Attack Class : Attack Type

  1. DoS : Back, Land, Neptune, Pod, Smurf,Teardrop,Apache2, Udpstorm, Processtable, Worm (10)

  2. Probe : Satan, Ipsweep, Nmap, Portsweep, Mscan, Saint (6)

  3. R2L : Guess_Password, Ftp_write, Imap, Phf, Multihop, Warezmaster, Warezclient, Spy, Xlock, Xsnoop, Snmpguess, Snmpgetattack, Httptunnel, Sendmail, Named (16)

  4. U2R : Buffer_overflow, Loadmodule, Rootkit, Perl, Sqlattack, Xterm, Ps (7)

ATTACK CLASS:

  1. DOS: Denial of service is an attack category, which depletes the victim‟s resources thereby making it unable to handle legitimate requests – e.g. syn flooding. Relevant features: “source bytes” and “percentage of packets with errors”
  2. Probing: Surveillance and other probing attack‟s objective is to gain information about the remote victim e.g. port scanning. Relevant features: “duration of connection” and “source bytes”
  3. U2R: unauthorized access to local super user (root) privileges is an attack type, by which an attacker uses a normal account to login into a victim system and tries to gain root/administrator privileges by exploiting some vulnerability in the victim e.g. buffer overflow attacks. Relevant features: “number of file creations” and “number of shell prompts invoked,”
  4. R2L: unauthorized access from a remote machine, the attacker intrudes into a remote machine and gains local access of the victim machine.
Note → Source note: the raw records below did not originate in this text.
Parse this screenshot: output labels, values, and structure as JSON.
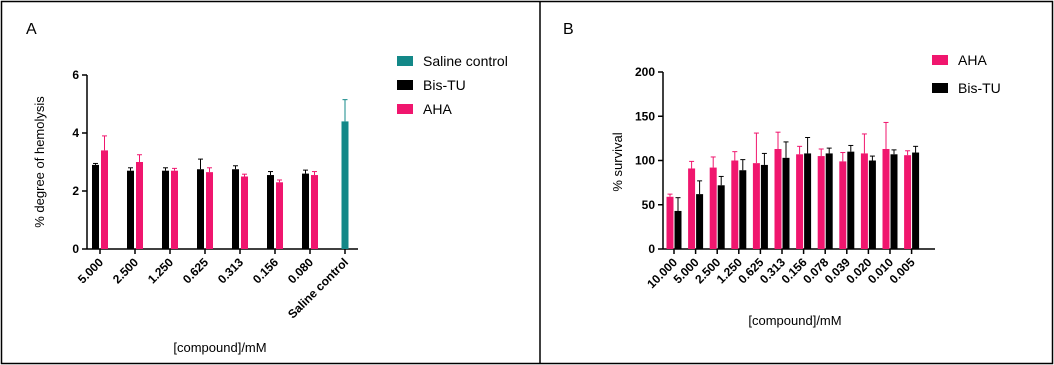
{
  "colors": {
    "aha": "#f0166e",
    "bis_tu": "#000000",
    "saline": "#138888",
    "border": "#000000"
  },
  "chart_data": [
    {
      "type": "bar",
      "panel": "A",
      "xlabel": "[compound]/mM",
      "ylabel": "% degree of hemolysis",
      "ylim": [
        0,
        6
      ],
      "yticks": [
        "0",
        "2",
        "4",
        "6"
      ],
      "grid": false,
      "legend_position": "right",
      "categories": [
        "5.000",
        "2.500",
        "1.250",
        "0.625",
        "0.313",
        "0.156",
        "0.080",
        "Saline control"
      ],
      "series": [
        {
          "name": "Saline control",
          "color": "#138888",
          "values": [
            null,
            null,
            null,
            null,
            null,
            null,
            null,
            4.4
          ],
          "errors": [
            null,
            null,
            null,
            null,
            null,
            null,
            null,
            0.75
          ]
        },
        {
          "name": "Bis-TU",
          "color": "#000000",
          "values": [
            2.9,
            2.7,
            2.7,
            2.75,
            2.75,
            2.55,
            2.6,
            null
          ],
          "errors": [
            0.05,
            0.1,
            0.1,
            0.35,
            0.12,
            0.12,
            0.12,
            null
          ]
        },
        {
          "name": "AHA",
          "color": "#f0166e",
          "values": [
            3.4,
            3.0,
            2.7,
            2.65,
            2.5,
            2.3,
            2.55,
            null
          ],
          "errors": [
            0.5,
            0.25,
            0.08,
            0.15,
            0.08,
            0.08,
            0.12,
            null
          ]
        }
      ]
    },
    {
      "type": "bar",
      "panel": "B",
      "xlabel": "[compound]/mM",
      "ylabel": "% survival",
      "ylim": [
        0,
        200
      ],
      "yticks": [
        "0",
        "50",
        "100",
        "150",
        "200"
      ],
      "grid": false,
      "legend_position": "right",
      "categories": [
        "10.000",
        "5.000",
        "2.500",
        "1.250",
        "0.625",
        "0.313",
        "0.156",
        "0.078",
        "0.039",
        "0.020",
        "0.010",
        "0.005"
      ],
      "series": [
        {
          "name": "AHA",
          "color": "#f0166e",
          "values": [
            59,
            91,
            92,
            100,
            97,
            113,
            107,
            105,
            99,
            108,
            113,
            106
          ],
          "errors": [
            3,
            8,
            12,
            10,
            34,
            19,
            9,
            8,
            10,
            22,
            30,
            5
          ]
        },
        {
          "name": "Bis-TU",
          "color": "#000000",
          "values": [
            43,
            62,
            72,
            89,
            95,
            103,
            108,
            108,
            110,
            100,
            107,
            109
          ],
          "errors": [
            15,
            15,
            10,
            12,
            13,
            18,
            18,
            6,
            7,
            5,
            5,
            7
          ]
        }
      ]
    }
  ]
}
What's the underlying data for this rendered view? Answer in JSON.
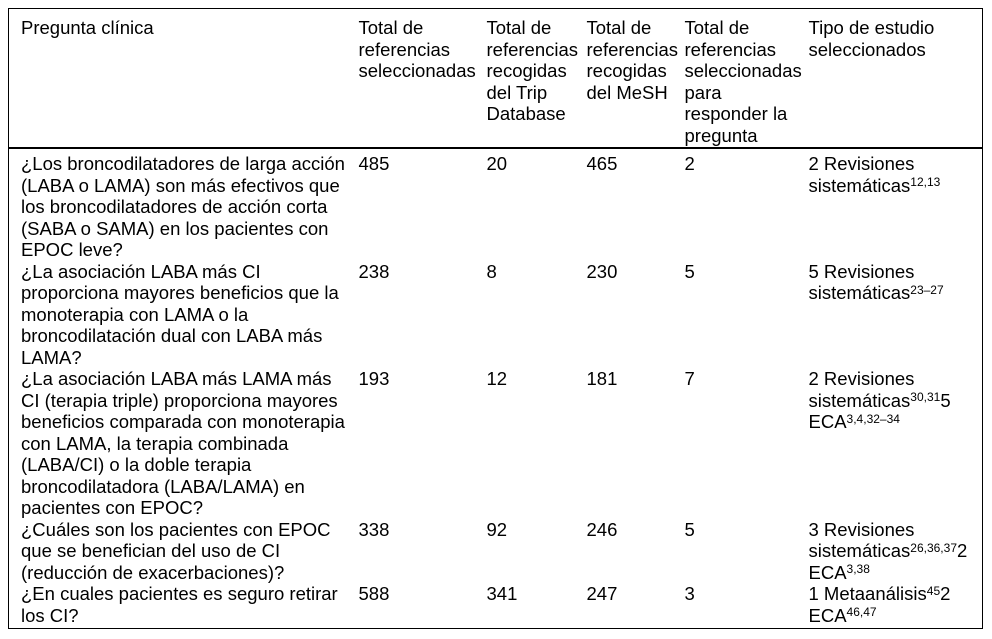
{
  "table": {
    "columns": [
      "Pregunta clínica",
      "Total de referencias seleccionadas",
      "Total de referencias recogidas del Trip Database",
      "Total de referencias recogidas del MeSH",
      "Total de referencias seleccionadas para responder la pregunta",
      "Tipo de estudio seleccionados"
    ],
    "rows": [
      {
        "question": "¿Los broncodilatadores de larga acción (LABA o LAMA) son más efectivos que los broncodilatadores de acción corta (SABA o SAMA) en los pacientes con EPOC leve?",
        "selected": "485",
        "trip": "20",
        "mesh": "465",
        "answer": "2",
        "study_type": [
          {
            "text": "2 Revisiones sistemáticas"
          },
          {
            "sup": "12,13"
          }
        ]
      },
      {
        "question": "¿La asociación LABA más CI proporciona mayores beneficios que la monoterapia con LAMA o la broncodilatación dual con LABA más LAMA?",
        "selected": "238",
        "trip": "8",
        "mesh": "230",
        "answer": "5",
        "study_type": [
          {
            "text": "5 Revisiones sistemáticas"
          },
          {
            "sup": "23–27"
          }
        ]
      },
      {
        "question": "¿La asociación LABA más LAMA más CI (terapia triple) proporciona mayores beneficios comparada con monoterapia con LAMA, la terapia combinada (LABA/CI) o la doble terapia broncodilatadora (LABA/LAMA) en pacientes con EPOC?",
        "selected": "193",
        "trip": "12",
        "mesh": "181",
        "answer": "7",
        "study_type": [
          {
            "text": "2 Revisiones sistemáticas"
          },
          {
            "sup": "30,31"
          },
          {
            "text": "5 ECA"
          },
          {
            "sup": "3,4,32–34"
          }
        ]
      },
      {
        "question": "¿Cuáles son los pacientes con EPOC que se benefician del uso de CI (reducción de exacerbaciones)?",
        "selected": "338",
        "trip": "92",
        "mesh": "246",
        "answer": "5",
        "study_type": [
          {
            "text": "3 Revisiones sistemáticas"
          },
          {
            "sup": "26,36,37"
          },
          {
            "text": "2 ECA"
          },
          {
            "sup": "3,38"
          }
        ]
      },
      {
        "question": "¿En cuales pacientes es seguro retirar los CI?",
        "selected": "588",
        "trip": "341",
        "mesh": "247",
        "answer": "3",
        "study_type": [
          {
            "text": "1 Metaanálisis"
          },
          {
            "sup": "45"
          },
          {
            "text": "2 ECA"
          },
          {
            "sup": "46,47"
          }
        ]
      }
    ]
  }
}
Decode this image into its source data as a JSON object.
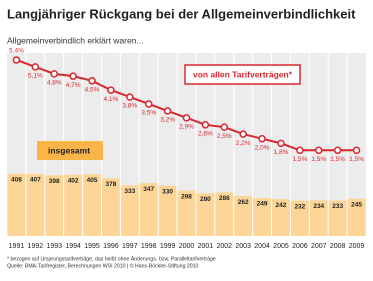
{
  "chart_data": {
    "type": "bar",
    "title": "Langjähriger Rückgang bei der Allgemeinverbindlichkeit",
    "subtitle": "Allgemeinverbindlich erklärt waren...",
    "categories": [
      "1991",
      "1992",
      "1993",
      "1994",
      "1995",
      "1996",
      "1997",
      "1998",
      "1999",
      "2000",
      "2001",
      "2002",
      "2003",
      "2004",
      "2005",
      "2006",
      "2007",
      "2008",
      "2009"
    ],
    "ylim": [
      0,
      1200
    ],
    "y2lim": [
      -2.2,
      5.7
    ],
    "series": [
      {
        "name": "insgesamt",
        "type": "bar",
        "color": "#fdd596",
        "values": [
          408,
          407,
          398,
          402,
          405,
          378,
          333,
          347,
          330,
          298,
          280,
          286,
          262,
          249,
          242,
          232,
          234,
          233,
          245
        ]
      },
      {
        "name": "von allen Tarifverträgen*",
        "type": "line",
        "axis": "y2",
        "color": "#d7282f",
        "values": [
          5.4,
          5.1,
          4.8,
          4.7,
          4.5,
          4.1,
          3.8,
          3.5,
          3.2,
          2.9,
          2.6,
          2.5,
          2.2,
          2.0,
          1.8,
          1.5,
          1.5,
          1.5,
          1.5
        ],
        "value_labels": [
          "5,4%",
          "5,1%",
          "4,8%",
          "4,7%",
          "4,5%",
          "4,1%",
          "3,8%",
          "3,5%",
          "3,2%",
          "2,9%",
          "2,6%",
          "2,5%",
          "2,2%",
          "2,0%",
          "1,8%",
          "1,5%",
          "1,5%",
          "1,5%",
          "1,5%"
        ]
      }
    ],
    "footnote": "* bezogen auf Ursprungstarifverträge, das heißt ohne Änderungs- bzw. Paralleltarifverträge",
    "source": "Quelle: BMA-Tarifregister, Berechnungen WSI 2010 | © Hans-Böckler-Stiftung 2010"
  }
}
E.g. password guessing Relevant features: Network level features – “duration of connection” and “service requested” and host level features - “number of failed login attempts”

How to Use

Just follow 3 simple steps :

  1. Go to project website link https://nids-api.herokuapp.com/ .

  2. Fill the form as shown below :



  1. Then Click on Predict and you get the predicted attack class .


If you face any problem : email me at [email protected]

LICENSE

MIT License

Copyright (c) 2020 Vicky Gupta

Permission is hereby granted, free of charge, to any person obtaining a copy of this software and associated documentation files (the "Software"), to deal in the Software without restriction, including without limitation the rights to use, copy, modify, merge, publish, distribute, sublicense, and/or sell copies of the Software, and to permit persons to whom the Software is furnished to do so, subject to the following conditions:

The above copyright notice and this permission notice shall be included in all copies or substantial portions of the Software.

THE SOFTWARE IS PROVIDED "AS IS", WITHOUT WARRANTY OF ANY KIND, EXPRESS OR IMPLIED, INCLUDING BUT NOT LIMITED TO THE WARRANTIES OF MERCHANTABILITY, FITNESS FOR A PARTICULAR PURPOSE AND NONINFRINGEMENT. IN NO EVENT SHALL THE AUTHORS OR COPYRIGHT HOLDERS BE LIABLE FOR ANY CLAIM, DAMAGES OR OTHER LIABILITY, WHETHER IN AN ACTION OF CONTRACT, TORT OR OTHERWISE, ARISING FROM, OUT OF OR IN CONNECTION WITH THE SOFTWARE OR THE USE OR OTHER DEALINGS IN THE SOFTWARE.